Verifying solutions of initial value problems Verify that the given function $y$ is a solution of the initial value problem that follows it. $$y(t)=8t^6-3;t{y}^{\prime }(t)-6y(t)=18,y(1)=5$$

Short answer

In conclusion, the given function $y(t)=8t^6-3$ is a solution to the initial value problem as it satisfies both the differential equation $t{y}^{\prime }(t)-6y(t)=18$ and the initial condition $y(1)=5$.

Step-by-step solution

Calculate the first derivative of y(t)

First, we need to differentiate the given function with respect to t: $$y(t)=8t^6-3$$ Taking the derivative, $$y^{\prime }(t)=\frac{d}{dt}(8t^6-3)=48t^5$$

Substitute y(t) and y'(t) into the differential equation

Now let's substitute the given function $y(t)$ and its derivative $y^{\prime }(t)$ into the given differential equation: $$t{y}^{\prime }(t)-6y(t)=18$$ Replace $y^{\prime }(t)$ with $48t^5$ and $y(t)$ with $8t^6-3$: $$t(48t^5)-6(8t^6-3)=18$$

Check if the equation holds true

Now let's simplify the equation to see if it holds true: $$48t^6-48t^6+18=18$$ This equation holds true, as both sides equal 18.

Verify the initial condition

Finally, let's check if the initial condition, $y(1)=5$, is satisfied by the given function $y(t)$: $$y(1)=8(1{)}^6-3=8-3=5$$ The initial condition is satisfied. By following these steps, we have verified that the given function $y(t)=8t^6-3$ is a solution to the initial value problem.

Key concepts

Differential Equations

Differential equations are mathematical expressions that relate a function with its derivatives. These equations are used to describe various phenomena such as change in population, heat conduction, or motion of particles over time. In the context of our exercise, we deal with an initial value problem which involves finding a specific solution to a differential equation that satisfies certain predefined conditions, or initial values.

• The differential equation in this exercise, given by $t{y}^{\prime }(t)-6y(t)=18$, connects the function $y(t)$ with its derivative, $y^{\prime }(t)$.
• An initial value problem involves not only solving the differential equation but also fulfilling a condition like $y(1)=5$, which constrains the solution in such a way that it passes through this particular point.
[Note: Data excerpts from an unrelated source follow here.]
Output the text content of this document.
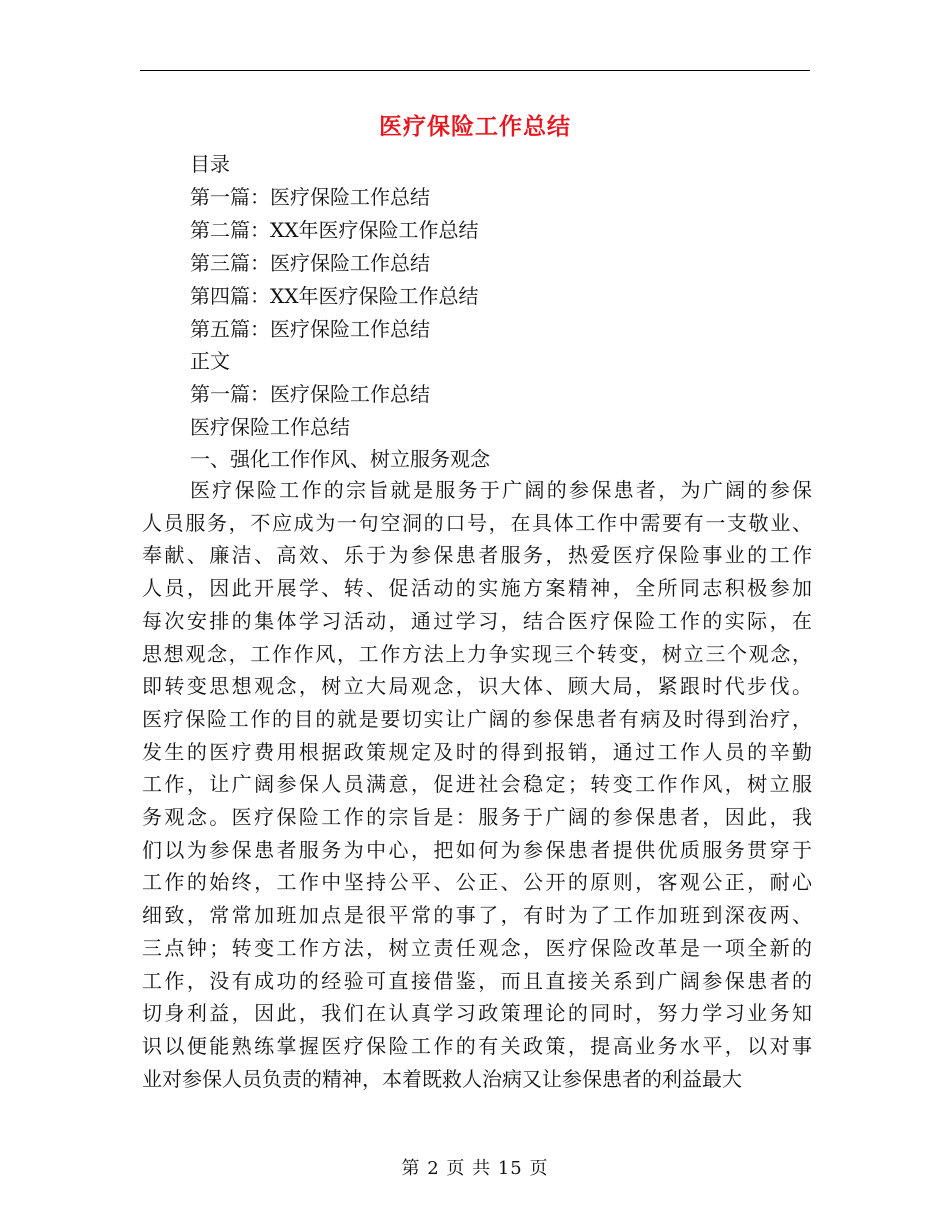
医疗保险工作总结
目录
第一篇：医疗保险工作总结
第二篇：XX年医疗保险工作总结
第三篇：医疗保险工作总结
第四篇：XX年医疗保险工作总结
第五篇：医疗保险工作总结
正文
第一篇：医疗保险工作总结
医疗保险工作总结
一、强化工作作风、树立服务观念
医疗保险工作的宗旨就是服务于广阔的参保患者，为广阔的参保
人员服务，不应成为一句空洞的口号，在具体工作中需要有一支敬业、
奉献、廉洁、高效、乐于为参保患者服务，热爱医疗保险事业的工作
人员，因此开展学、转、促活动的实施方案精神，全所同志积极参加
每次安排的集体学习活动，通过学习，结合医疗保险工作的实际，在
思想观念，工作作风，工作方法上力争实现三个转变，树立三个观念，
即转变思想观念，树立大局观念，识大体、顾大局，紧跟时代步伐。
医疗保险工作的目的就是要切实让广阔的参保患者有病及时得到治疗，
发生的医疗费用根据政策规定及时的得到报销，通过工作人员的辛勤
工作，让广阔参保人员满意，促进社会稳定；转变工作作风，树立服
务观念。医疗保险工作的宗旨是：服务于广阔的参保患者，因此，我
们以为参保患者服务为中心，把如何为参保患者提供优质服务贯穿于
工作的始终，工作中坚持公平、公正、公开的原则，客观公正，耐心
细致，常常加班加点是很平常的事了，有时为了工作加班到深夜两、
三点钟；转变工作方法，树立责任观念，医疗保险改革是一项全新的
工作，没有成功的经验可直接借鉴，而且直接关系到广阔参保患者的
切身利益，因此，我们在认真学习政策理论的同时，努力学习业务知
识以便能熟练掌握医疗保险工作的有关政策，提高业务水平，以对事
业对参保人员负责的精神，本着既救人治病又让参保患者的利益最大
第 2 页 共 15 页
By solving such problems, we learn how to interpret changes and behaviors of dynamic systems, which is critical in fields like physics, engineering, and economics. Even simple-looking differential equations can describe complex reality, making them an essential tool in modeling and simulation.

Derivative Calculation

Calculating a derivative is crucial to understanding differential equations as it describes the rate at which a function changes. In calculus, a derivative represents the slope of the tangent line to a function at any point.

• For our function $y(t)=8t^6-3$, calculating the derivative involves applying basic rules of differentiation.
• The derivative $y^{\prime }(t)=48t^5$, obtained by differentials such as $\frac{d}{dt}(t^n)=n{t}^{n-1}$, reveals how steeply the function changes as $t$ varies.

The derivative here is a preparatory step that allows us to substitute back into the differential equation, helping verify if the proposed function truly fulfills the requirements set by the differential equation. Understanding how to correctly calculate derivatives is fundamental in all areas where rates of change need to be measured, such as physics and economics.

Verification of Solutions

The process of verifying solutions involves substituting the proposed function and its derivatives back into the original differential equation to confirm it satisfies the equation and any given initial conditions.

• This exercise requires checking if $y(t)=8t^6-3$ is a solution by substituting it along with $y^{\prime }(t)=48t^5$ into the differential equation $t{y}^{\prime }(t)-6y(t)=18$.
• After substituting, simplifying both sides to ensure they are equal concludes the verification of the differential equation. Here, the simplification resulted in $18=18$.
• The initial condition $y(1)=5$ is checked separately by plugging $t=1$ into the function $y(t)$ and ensuring the output matches $5$.

Successfully verifying a solution acts like a confirmation flag, ensuring that our obtained function behaves exactly according to the specifications of both the equation and initial conditions, making the mathematical model accurate and reliable.